Making a movie that entertains and ­enlightens in the same breath? "It looks easy," Viggo Mortensen says. "But it's very difficult." The actor, famed for playing ­Aragorn in The Lord of the Rings, is talking about Green Book, the new film by Peter Farrelly about a real-life ­African-American concert pianist and his racist Italian-American driver, touring the divided Deep South in the 1960s. The film won the People's Choice Award when it had its premiere at the Toronto International Film Festival in September, and it has been picking up prizes wherever it has played since.

"I think it's a refreshing way to deal with important issues without making a 'message' movie," says Mortensen, who plays the streetwise Tony Lip opposite Mahershala Ali's classically educated Dr Don Shirley. Better known for his gross-out comedies such as Dumb and Dumber, Farrelly calls it a classic odd-couple story. "Those guys came from completely the opposite ends of the spectrum: black concert pianist, five doctorates; Italian bouncer, sixth-grade education and racist." Put them in a car together for an extended journey and "there's either going to be an explosion or they're going to come together. Or both."
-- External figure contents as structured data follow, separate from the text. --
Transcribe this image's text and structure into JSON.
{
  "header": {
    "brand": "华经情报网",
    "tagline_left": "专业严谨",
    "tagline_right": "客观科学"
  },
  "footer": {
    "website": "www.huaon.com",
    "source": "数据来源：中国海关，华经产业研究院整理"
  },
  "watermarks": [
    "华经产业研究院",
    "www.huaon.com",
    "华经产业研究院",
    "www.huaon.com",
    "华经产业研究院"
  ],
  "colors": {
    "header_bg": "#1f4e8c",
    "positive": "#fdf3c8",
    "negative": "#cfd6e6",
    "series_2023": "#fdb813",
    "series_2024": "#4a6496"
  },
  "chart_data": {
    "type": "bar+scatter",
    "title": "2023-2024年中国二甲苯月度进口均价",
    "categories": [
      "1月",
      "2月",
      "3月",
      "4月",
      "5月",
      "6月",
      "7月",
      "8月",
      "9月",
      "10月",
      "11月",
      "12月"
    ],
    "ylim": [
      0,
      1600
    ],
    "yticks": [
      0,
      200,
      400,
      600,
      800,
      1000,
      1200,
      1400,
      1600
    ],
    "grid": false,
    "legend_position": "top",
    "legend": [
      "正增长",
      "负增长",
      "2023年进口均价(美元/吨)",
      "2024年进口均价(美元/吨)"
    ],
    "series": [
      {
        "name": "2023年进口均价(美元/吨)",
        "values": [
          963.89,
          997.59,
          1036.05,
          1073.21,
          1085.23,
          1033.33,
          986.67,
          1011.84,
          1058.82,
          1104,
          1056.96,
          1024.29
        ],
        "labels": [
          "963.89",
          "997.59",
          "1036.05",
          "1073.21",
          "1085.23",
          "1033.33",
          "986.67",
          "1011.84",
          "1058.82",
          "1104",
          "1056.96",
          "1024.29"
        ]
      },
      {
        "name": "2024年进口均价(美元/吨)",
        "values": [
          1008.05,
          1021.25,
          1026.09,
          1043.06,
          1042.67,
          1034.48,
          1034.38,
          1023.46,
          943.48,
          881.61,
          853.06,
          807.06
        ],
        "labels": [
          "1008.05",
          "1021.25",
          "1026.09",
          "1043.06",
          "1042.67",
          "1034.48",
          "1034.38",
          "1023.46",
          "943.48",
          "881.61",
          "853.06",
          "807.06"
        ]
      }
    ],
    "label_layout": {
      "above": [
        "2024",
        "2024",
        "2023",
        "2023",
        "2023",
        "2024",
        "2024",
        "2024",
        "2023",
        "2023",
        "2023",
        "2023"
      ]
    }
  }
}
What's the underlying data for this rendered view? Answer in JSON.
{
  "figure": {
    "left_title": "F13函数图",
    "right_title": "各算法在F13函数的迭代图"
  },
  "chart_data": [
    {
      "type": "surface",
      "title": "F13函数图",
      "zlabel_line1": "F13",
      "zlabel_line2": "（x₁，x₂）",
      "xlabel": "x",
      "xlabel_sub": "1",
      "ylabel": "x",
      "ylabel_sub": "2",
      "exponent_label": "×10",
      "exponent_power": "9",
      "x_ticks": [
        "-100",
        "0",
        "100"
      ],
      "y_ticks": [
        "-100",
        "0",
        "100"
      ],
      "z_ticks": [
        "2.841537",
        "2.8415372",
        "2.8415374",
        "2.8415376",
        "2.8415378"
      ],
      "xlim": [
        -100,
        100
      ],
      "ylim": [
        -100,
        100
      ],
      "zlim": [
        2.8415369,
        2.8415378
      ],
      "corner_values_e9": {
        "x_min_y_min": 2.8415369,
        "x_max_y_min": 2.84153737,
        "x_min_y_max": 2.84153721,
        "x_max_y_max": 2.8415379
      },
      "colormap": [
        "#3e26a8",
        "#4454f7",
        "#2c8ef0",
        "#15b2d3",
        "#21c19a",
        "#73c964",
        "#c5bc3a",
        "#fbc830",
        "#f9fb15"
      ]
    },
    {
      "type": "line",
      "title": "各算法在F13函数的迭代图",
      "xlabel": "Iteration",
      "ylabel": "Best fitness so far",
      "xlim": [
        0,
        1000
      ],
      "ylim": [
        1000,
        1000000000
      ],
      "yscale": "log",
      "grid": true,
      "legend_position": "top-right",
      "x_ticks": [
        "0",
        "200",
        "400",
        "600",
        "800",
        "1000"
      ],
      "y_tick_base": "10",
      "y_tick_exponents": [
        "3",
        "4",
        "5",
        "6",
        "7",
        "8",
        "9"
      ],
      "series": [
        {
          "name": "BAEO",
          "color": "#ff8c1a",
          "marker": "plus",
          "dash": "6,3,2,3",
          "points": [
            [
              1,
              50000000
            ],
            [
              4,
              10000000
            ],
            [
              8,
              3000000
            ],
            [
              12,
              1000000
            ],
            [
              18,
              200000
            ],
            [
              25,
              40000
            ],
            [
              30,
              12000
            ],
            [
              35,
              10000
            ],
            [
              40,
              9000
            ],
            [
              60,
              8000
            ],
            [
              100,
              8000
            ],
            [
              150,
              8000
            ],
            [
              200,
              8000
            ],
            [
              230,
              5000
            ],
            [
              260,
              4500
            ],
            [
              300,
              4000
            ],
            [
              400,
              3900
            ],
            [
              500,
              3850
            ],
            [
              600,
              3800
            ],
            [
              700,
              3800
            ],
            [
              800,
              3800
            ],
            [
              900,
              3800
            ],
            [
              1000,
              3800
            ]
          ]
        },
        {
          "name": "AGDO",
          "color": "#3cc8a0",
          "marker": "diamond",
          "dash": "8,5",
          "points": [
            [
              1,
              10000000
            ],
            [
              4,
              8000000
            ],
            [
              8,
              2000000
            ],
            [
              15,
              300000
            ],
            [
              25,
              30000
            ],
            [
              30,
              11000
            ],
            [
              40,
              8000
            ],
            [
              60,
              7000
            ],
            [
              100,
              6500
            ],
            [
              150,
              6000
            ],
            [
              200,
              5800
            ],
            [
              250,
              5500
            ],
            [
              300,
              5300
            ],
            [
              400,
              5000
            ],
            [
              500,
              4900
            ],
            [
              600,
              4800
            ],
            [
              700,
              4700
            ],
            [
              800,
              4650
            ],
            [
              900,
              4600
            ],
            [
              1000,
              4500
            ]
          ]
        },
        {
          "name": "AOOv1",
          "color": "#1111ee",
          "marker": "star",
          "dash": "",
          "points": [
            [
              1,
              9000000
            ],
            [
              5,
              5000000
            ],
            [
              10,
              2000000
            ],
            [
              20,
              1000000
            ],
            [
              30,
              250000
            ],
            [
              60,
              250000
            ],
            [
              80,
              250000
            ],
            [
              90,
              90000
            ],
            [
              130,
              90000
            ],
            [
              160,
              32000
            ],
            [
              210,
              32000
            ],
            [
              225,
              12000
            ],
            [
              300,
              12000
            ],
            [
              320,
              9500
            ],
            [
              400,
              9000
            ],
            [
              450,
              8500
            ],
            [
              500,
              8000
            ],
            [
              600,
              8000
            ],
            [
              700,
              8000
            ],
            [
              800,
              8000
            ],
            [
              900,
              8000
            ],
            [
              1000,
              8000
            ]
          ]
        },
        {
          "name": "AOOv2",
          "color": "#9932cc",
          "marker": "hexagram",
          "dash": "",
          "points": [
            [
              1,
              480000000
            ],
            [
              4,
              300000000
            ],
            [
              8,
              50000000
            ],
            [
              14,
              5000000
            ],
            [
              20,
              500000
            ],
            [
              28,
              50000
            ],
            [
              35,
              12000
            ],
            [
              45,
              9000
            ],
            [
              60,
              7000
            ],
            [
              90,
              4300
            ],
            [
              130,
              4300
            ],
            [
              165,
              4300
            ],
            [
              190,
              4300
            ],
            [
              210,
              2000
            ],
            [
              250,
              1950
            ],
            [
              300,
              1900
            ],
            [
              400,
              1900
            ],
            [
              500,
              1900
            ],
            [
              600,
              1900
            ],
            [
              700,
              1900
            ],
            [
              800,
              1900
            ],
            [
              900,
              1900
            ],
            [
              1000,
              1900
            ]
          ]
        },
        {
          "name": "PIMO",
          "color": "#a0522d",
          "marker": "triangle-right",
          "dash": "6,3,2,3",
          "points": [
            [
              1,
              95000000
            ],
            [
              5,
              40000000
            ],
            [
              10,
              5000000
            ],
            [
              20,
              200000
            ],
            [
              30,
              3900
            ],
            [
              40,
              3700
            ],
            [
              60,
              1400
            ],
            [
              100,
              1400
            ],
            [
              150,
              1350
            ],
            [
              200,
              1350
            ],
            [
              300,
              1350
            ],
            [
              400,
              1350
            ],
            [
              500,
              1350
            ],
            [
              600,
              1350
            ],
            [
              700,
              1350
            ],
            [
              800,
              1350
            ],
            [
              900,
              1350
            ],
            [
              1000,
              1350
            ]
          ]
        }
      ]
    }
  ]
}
As the pair travel through the segregated South, Tony comes to see up close a distasteful world where black people were made to use toilets outside and couldn't even try on clothes they were buying in shops. "In 1962, there is very little debate," Mortensen says. "This is the way it was. These were the problems and the way people spoke to each other at the time." The title even refers to a guide, The Negro Motorist Green Book, available to African-Americans travelling through the region, giving advice on which motels were safe to stay in.